Attorney Steven Gomberg, who is representing Videla's mother and stepfather in a wrongful death suit against Sheriff Ric Bradshaw, said the failure to protect the youth is unconscionable.
"He did nothing," he said. "He was focused on his drug investigation."
Attorney Harriet Lewis, who represents Bradshaw, said the agency had no obligation to protect Videla.
Fonseca had no idea Videla would be hurt, much less killed. "He didn't say I'm going to hurt him. I'm going to kill him. I'm going to slit his throat," she said.

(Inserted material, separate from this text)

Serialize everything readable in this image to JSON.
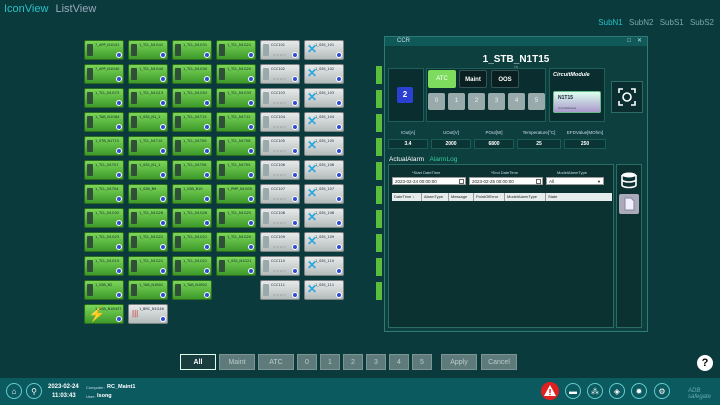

Unless the agency promises to protect someone and fails to do so, it isn't liable, she said. "We owe no duty to protect the general public. All we can do is try to solve crime once it occurs. To have it otherwise would bankrupt every department in the country," she said.
A Tallahassee lawyer, who helped author a 2009 state law to regulate police use of confidential informants, said officers should protect those who help them enter the dangerous underworld. The law was named after Rachel Hoffman, a 23-year-old who was killed while doing a drug buy for Tallahassee police as an informant.
"In a lot of cases, these are throw away people," said attorney Lance Block. The law makes it clear that people - whether it be an informant, a bystander or a law enforcement officer - can't be sacrificed for a sting operation, he said.
The law was passed too late to help Videla or his family. But Block said the case underscores why Rachel's Law is needed.
Videla's mother and stepfather said they can't understand why Fonseca didn't intervene. After spending months looking for their son, who had run away from their Greenacres home, they were shocked he had been used in a drug probe.
"We were so surprised," said his stepfather, Oscar Sanchez, who moved his family from Argentina for a better life. "We had no idea they knew where my son was."